Locke, John | Internet Encyclopedia of Philosophy

Our Old Testament survey courses are encompassing the entire 39 books as presented within the King James Version of the Holy Bible. Text location and word search is an integral component of each per credit course of study as well as essay summary and personal application where indicated.

John Locke′s Second Treatise on Government

A Essay Concerning the true original, extent, and end of Civil Government; by John Locke

His objective was an accurate rendering of Mr

Our Old Testament survey courses are encompassing the entire 39 books as presented within the King James Version of the Holy Bible. Text location and word search is an integral component of each per credit course of study as well as essay summary and personal application where indicated.

One Lord, One Faith… No Water Baptism

Our Old Testament survey courses are encompassing the entire 39 books as presented within the King James Version of the Holy Bible.
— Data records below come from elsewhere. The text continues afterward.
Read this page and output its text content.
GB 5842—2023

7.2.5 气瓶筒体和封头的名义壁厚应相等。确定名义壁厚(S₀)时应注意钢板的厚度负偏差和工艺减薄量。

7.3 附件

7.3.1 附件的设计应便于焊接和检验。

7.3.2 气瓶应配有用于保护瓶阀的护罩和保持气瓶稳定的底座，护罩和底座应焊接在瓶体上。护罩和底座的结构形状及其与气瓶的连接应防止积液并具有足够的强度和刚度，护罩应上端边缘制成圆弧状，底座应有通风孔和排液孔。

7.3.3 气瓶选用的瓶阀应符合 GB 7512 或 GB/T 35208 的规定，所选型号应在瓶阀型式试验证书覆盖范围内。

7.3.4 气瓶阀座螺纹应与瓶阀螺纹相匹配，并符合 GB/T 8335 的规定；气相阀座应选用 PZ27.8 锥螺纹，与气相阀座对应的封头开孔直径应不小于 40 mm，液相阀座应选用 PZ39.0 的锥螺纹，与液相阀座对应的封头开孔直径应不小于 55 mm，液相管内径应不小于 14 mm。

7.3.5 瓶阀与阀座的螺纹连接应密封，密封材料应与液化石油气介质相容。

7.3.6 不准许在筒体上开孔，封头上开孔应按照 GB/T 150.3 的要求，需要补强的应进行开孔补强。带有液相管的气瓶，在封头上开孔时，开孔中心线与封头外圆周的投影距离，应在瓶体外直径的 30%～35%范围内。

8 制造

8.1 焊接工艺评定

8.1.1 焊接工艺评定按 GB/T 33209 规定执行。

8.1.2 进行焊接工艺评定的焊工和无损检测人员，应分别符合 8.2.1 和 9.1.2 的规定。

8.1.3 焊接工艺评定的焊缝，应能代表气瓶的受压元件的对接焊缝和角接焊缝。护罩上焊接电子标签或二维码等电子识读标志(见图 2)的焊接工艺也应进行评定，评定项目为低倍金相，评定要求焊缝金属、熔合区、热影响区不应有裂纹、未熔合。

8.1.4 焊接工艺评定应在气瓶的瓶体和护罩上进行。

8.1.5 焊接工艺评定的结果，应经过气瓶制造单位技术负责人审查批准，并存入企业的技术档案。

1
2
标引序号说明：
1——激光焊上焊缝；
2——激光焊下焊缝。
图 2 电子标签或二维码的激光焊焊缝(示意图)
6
Text location and word search is an integral component of each per credit course of study as well as essay summary and personal application where indicated.

This translation of The Law was done by Dean Russell of The Foundation staff

04/05/2012 · Dear W as Post

But this privilege, belonging only to the king′s person, hinders not but they may be questioned, opposed, and resisted, who use unjust force, though they pretend a commission from him which the law authorises not; as is plain in the case of him that has the king′s writ to arrest a man which is a full commission from the king, and yet he that has it cannot break open a man′s house to do it, nor execute this command of the king upon certain days nor in certain places, though this commission have no such exception in it; but they are the limitations of the law, which, if any one transgress, the king′s commission excuses him not.

The Grace and Mercy of God - Gospel Way

King James, in his speech to the Parliament, 16O3, tells them thus: "I will ever prefer the weal of the public and of the whole commonwealth, in making of good laws and constitutions, to any particular and private ends of mine, thinking ever the wealth and weal of the commonwealth to be my greatest weal and worldly felicity- a point wherein a lawful king doth directly differ from a tyrant; for I do acknowledge that the special and greatest point of difference that is between a rightful king and an usurping tyrant is this- that whereas the proud and ambitious tyrant doth think his kingdom and people are only ordained for satisfaction of his desires and unreasonable appetites, the righteous and just king doth, by the contrary, acknowledge himself to be ordained for the procuring of the wealth and property of his people." And again, in his speech to the Parliament, 1609, he hath these words: "The king binds himself, by a double oath, to the observation of the fundamental laws of his kingdom- tacitly, as by being a king, and so bound to protect, as well the people as the laws of his kingdom; and expressly by his oath at his coronation; so as every just king, in a settled kingdom, is bound to observe that paction made to his people, by his laws, in framing his government agreeable thereunto, according to that paction which God made with Noah after the deluge: ′Hereafter, seed-time, and harvest, and cold, and heat, and summer, and winter, and day, and night, shall not cease while the earth remaineth.′ And therefore a king, governing in a settled kingdom, leaves to be a king, and degenerates into a tyrant, as soon as he leaves off to rule according to his laws." And a little after: "Therefore, all kings that are not tyrants, or perjured, will be glad to bound themselves within the limits of their laws, and they that persuade them the contrary are vipers, pests, both against them and the commonwealth." Thus, that learned king, who well understood the notions of things, makes the difference betwixt a king and a tyrant to consist only in this: that one makes the laws the bounds of his power and the good of the public the end of his government; the other makes all give way to his own will and appetite.201.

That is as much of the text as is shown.